Biochemical Society Transactions | 2014
Edmund Wilkes; Pedro Casado; Pedro R. Cutillas
The ability of cells in multicellular organisms to respond to signals in their environment is critical for their survival, development and differentiation. Once differentiated and occupying their functional niche, cells need to maintain phenotypic stability while responding to diverse extracellular perturbations and environmental signals (such as nutrients, temperature, cytokines and hormones) in a co-ordinated manner. To achieve these requirements, cells have evolved numerous intracellular signalling mechanisms that confer on them the ability to resist, respond and adapt to external changes. Although fundamental to normal biological processes, as is evident from their evolutionary conservation, such mechanisms also allow cancer cells to evade targeted therapies, a problem of immediate clinical importance. In the present article, we discuss the role of signalling plasticity in the context of the mechanisms underlying both intrinsic and acquired resistance to targeted cancer therapies.

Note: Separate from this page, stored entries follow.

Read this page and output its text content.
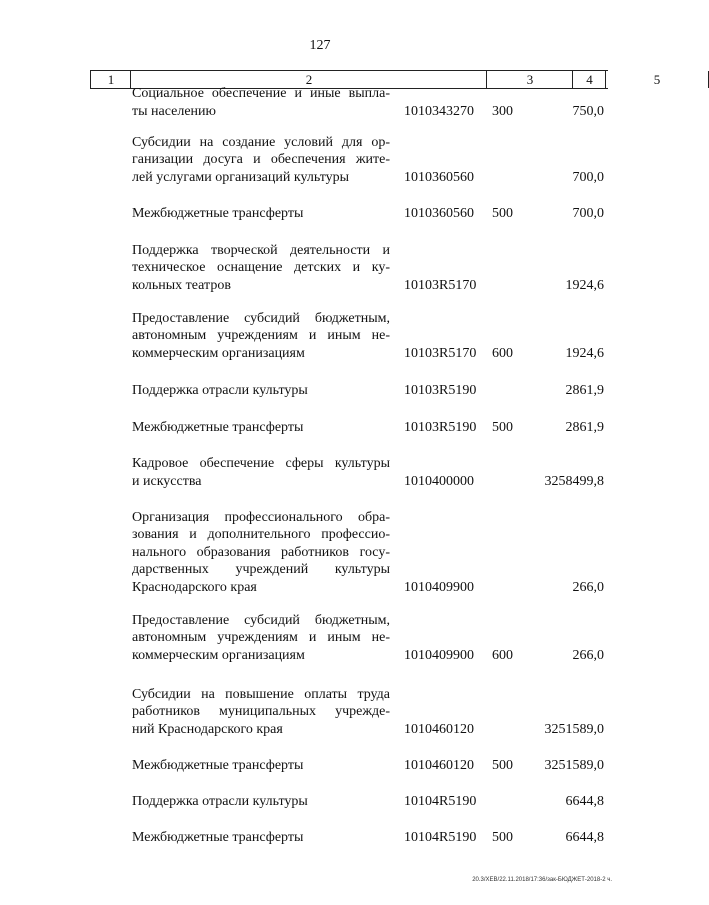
127
1	2	3	4	5
Социальное обеспечение и иные выпла-
ты населению	1010343270 300	750,0
Субсидии на создание условий для ор-
ганизации досуга и обеспечения жите-
лей услугами организаций культуры	1010360560	700,0
Межбюджетные трансферты	1010360560 500	700,0
Поддержка творческой деятельности и
техническое оснащение детских и ку-
кольных театров	10103R5170	1924,6
Предоставление субсидий бюджетным,
автономным учреждениям и иным не-
коммерческим организациям	10103R5170 600	1924,6
Поддержка отрасли культуры	10103R5190	2861,9
Межбюджетные трансферты	10103R5190 500	2861,9
Кадровое обеспечение сферы культуры
и искусства	1010400000	3258499,8
Организация профессионального обра-
зования и дополнительного профессио-
нального образования работников госу-
дарственных учреждений культуры
Краснодарского края	1010409900	266,0
Предоставление субсидий бюджетным,
автономным учреждениям и иным не-
коммерческим организациям	1010409900 600	266,0
Субсидии на повышение оплаты труда
работников муниципальных учрежде-
ний Краснодарского края	1010460120	3251589,0
Межбюджетные трансферты	1010460120 500 3251589,0
Поддержка отрасли культуры	10104R5190	6644,8
Межбюджетные трансферты	10104R5190 500	6644,8
20.3/ХЕВ/22.11.2018/17:36/зак-БЮДЖЕТ-2018-2 ч.
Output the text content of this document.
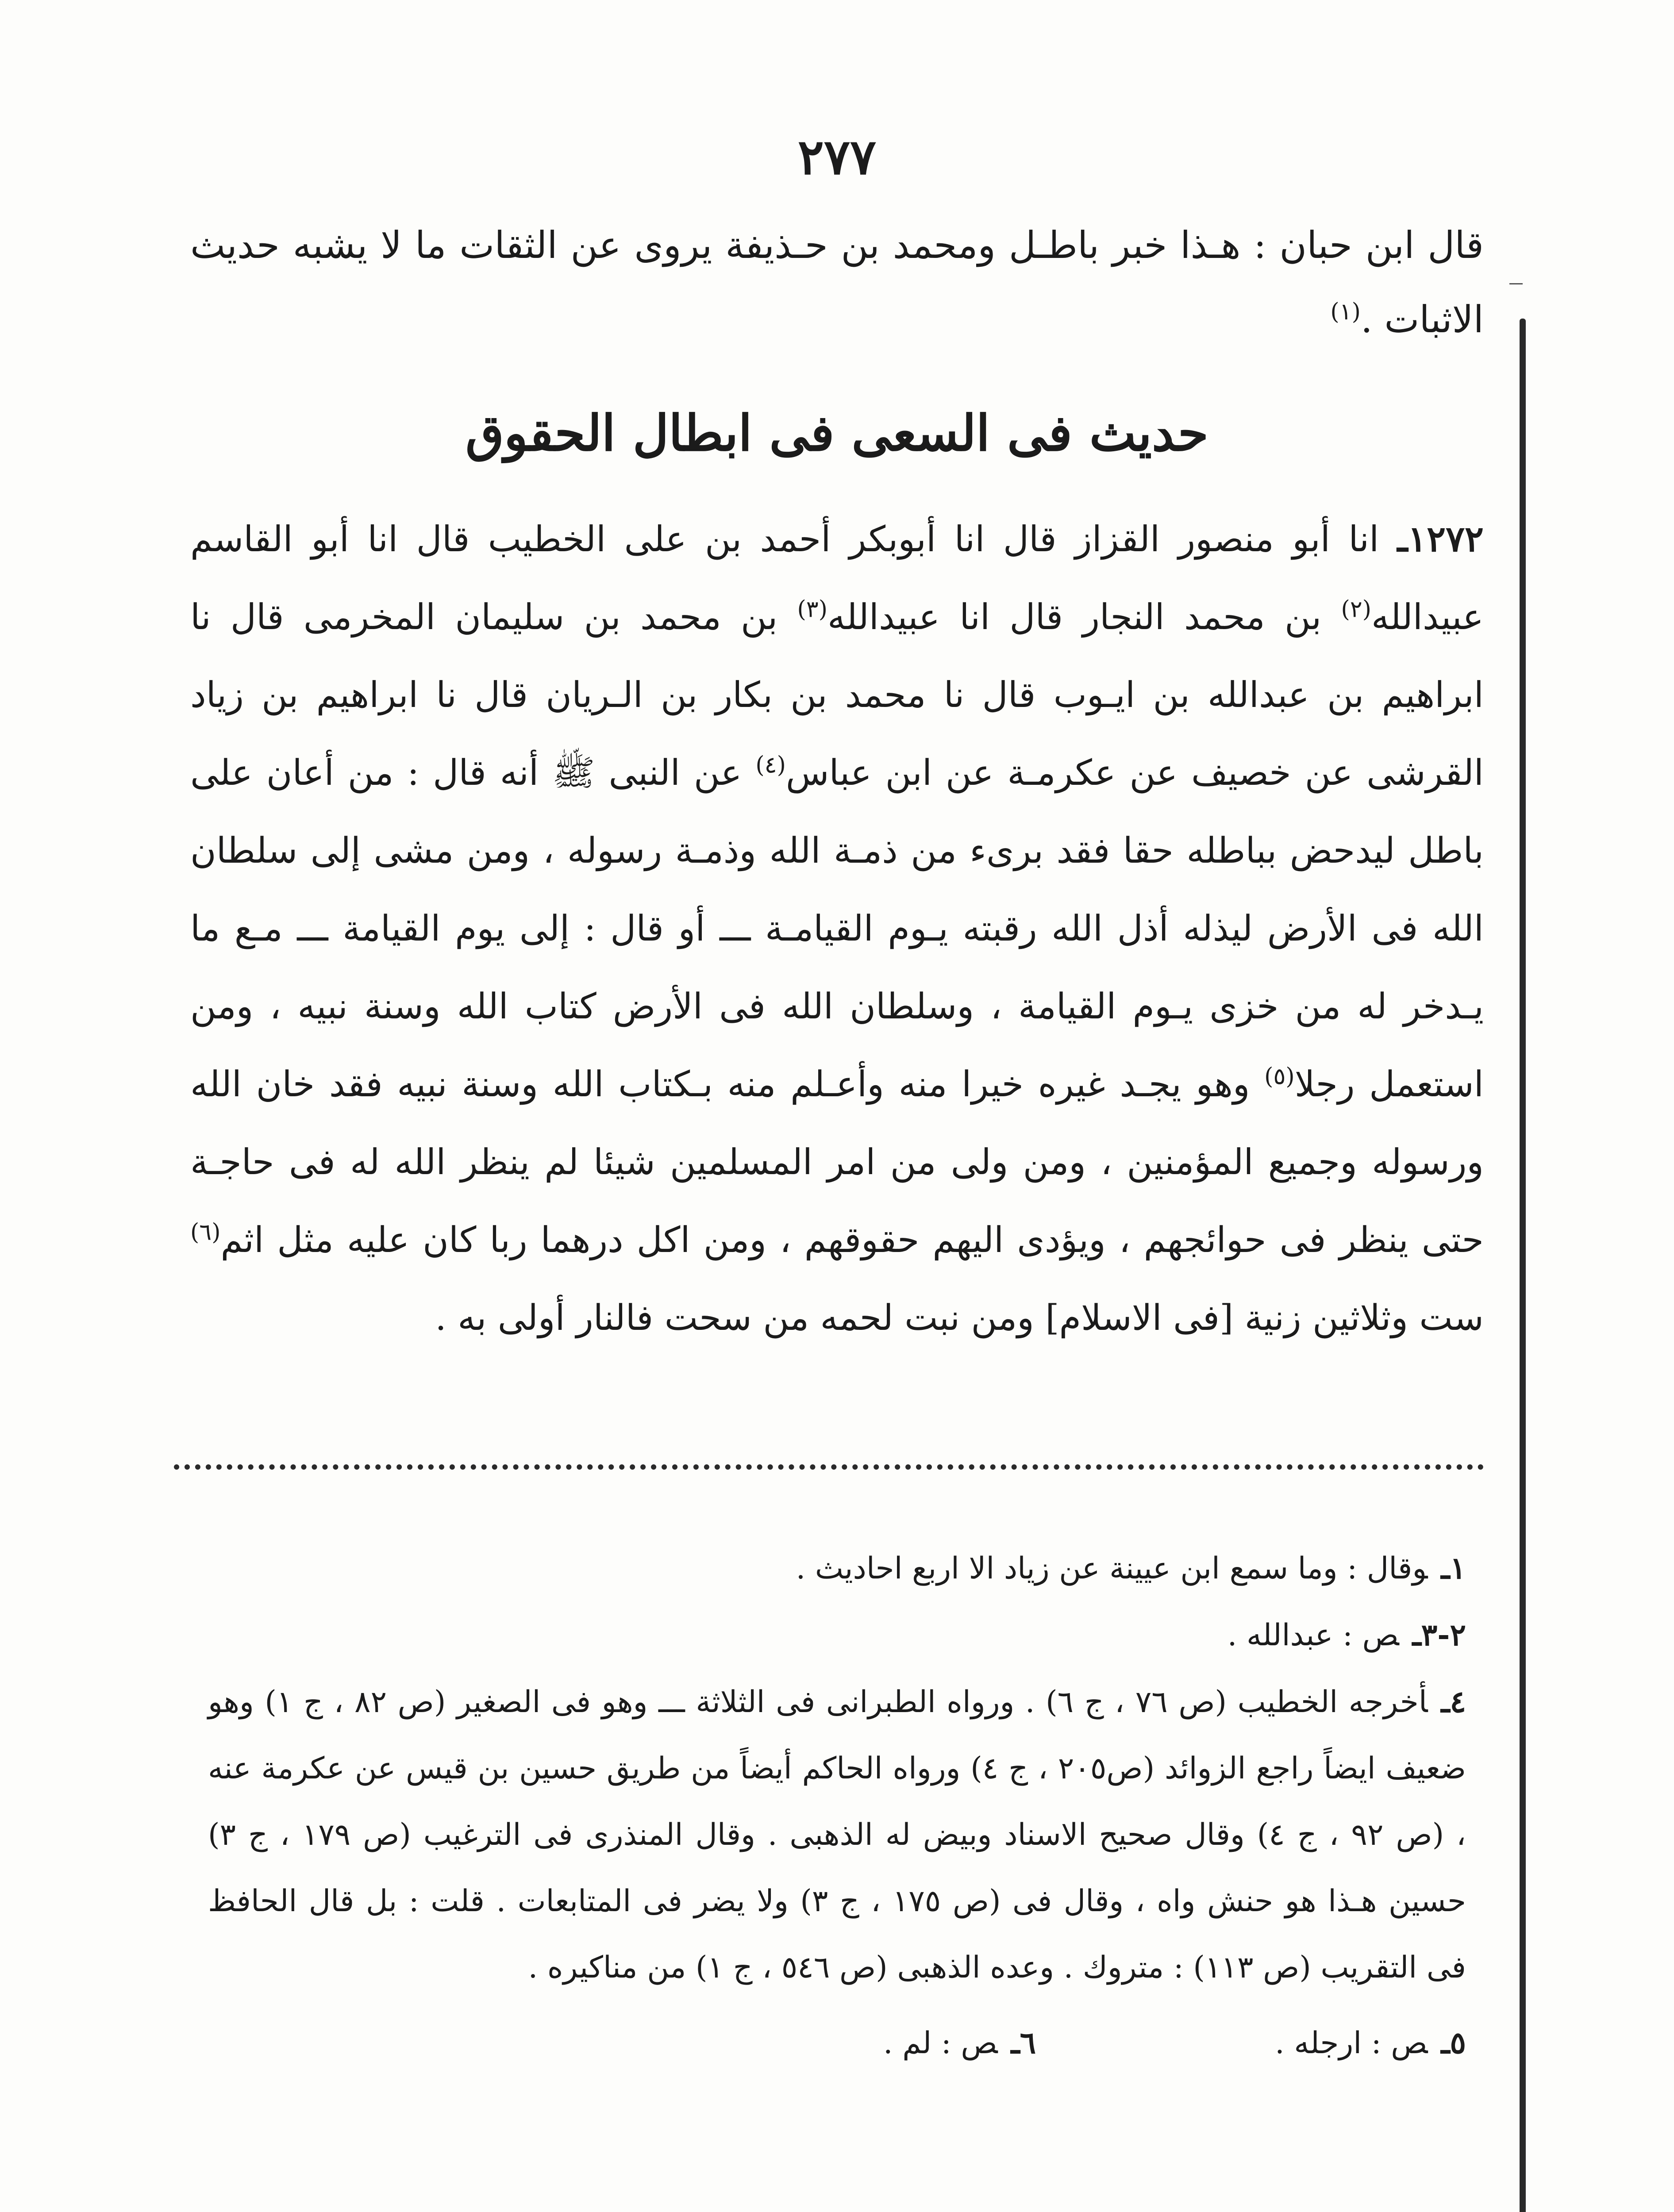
٢٧٧
قال ابن حبان : هـذا خبر باطـل ومحمد بن حـذيفة يروى عن الثقات ما لا يشبه حديث الاثبات .$^{(١)}$
حديث فى السعى فى ابطال الحقوق
١٢٧٢ـ انا أبو منصور القزاز قال انا أبوبكر أحمد بن على الخطيب قال انا أبو القاسم عبيدالله$^{(٢)}$ بن محمد النجار قال انا عبيدالله$^{(٣)}$ بن محمد بن سليمان المخرمى قال نا ابراهيم بن عبدالله بن ايـوب قال نا محمد بن بكار بن الـريان قال نا ابراهيم بن زياد القرشى عن خصيف عن عكرمـة عن ابن عباس$^{(٤)}$ عن النبى ﷺ أنه قال : من أعان على باطل ليدحض بباطله حقا فقد برىء من ذمـة الله وذمـة رسوله ، ومن مشى إلى سلطان الله فى الأرض ليذله أذل الله رقبته يـوم القيامـة ـــ أو قال : إلى يوم القيامة ـــ مـع ما يـدخر له من خزى يـوم القيامة ، وسلطان الله فى الأرض كتاب الله وسنة نبيه ، ومن استعمل رجلا$^{(٥)}$ وهو يجـد غيره خيرا منه وأعـلم منه بـكتاب الله وسنة نبيه فقد خان الله ورسوله وجميع المؤمنين ، ومن ولى من امر المسلمين شيئا لم ينظر الله له فى حاجـة حتى ينظر فى حوائجهم ، ويؤدى اليهم حقوقهم ، ومن اكل درهما ربا كان عليه مثل اثم$^{(٦)}$ ست وثلاثين زنية [فى الاسلام] ومن نبت لحمه من سحت فالنار أولى به .
١ـوقال : وما سمع ابن عيينة عن زياد الا اربع احاديث .
٢-٣ـص : عبدالله .
٤ـأخرجه الخطيب (ص ٧٦ ، ج ٦) . ورواه الطبرانى فى الثلاثة ـــ وهو فى الصغير (ص ٨٢ ، ج ١) وهو ضعيف ايضاً راجع الزوائد (ص٢٠٥ ، ج ٤) ورواه الحاكم أيضاً من طريق حسين بن قيس عن عكرمة عنه ، (ص ٩٢ ، ج ٤) وقال صحيح الاسناد وبيض له الذهبى . وقال المنذرى فى الترغيب (ص ١٧٩ ، ج ٣) حسين هـذا هو حنش واه ، وقال فى (ص ١٧٥ ، ج ٣) ولا يضر فى المتابعات . قلت : بل قال الحافظ فى التقريب (ص ١١٣) : متروك . وعده الذهبى (ص ٥٤٦ ، ج ١) من مناكيره .
٥ـص : ارجله .
٦ـص : لم .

We then examine the emerging analytical techniques and theoretical paradigms that are contributing to a greater understanding of signalling on a global and untargeted scale. We conclude with a discussion on how integrative approaches to the study of cell signalling have been used, and could be used in the future, to advance our understanding of resistance mechanisms to therapies that target the kinase signalling network.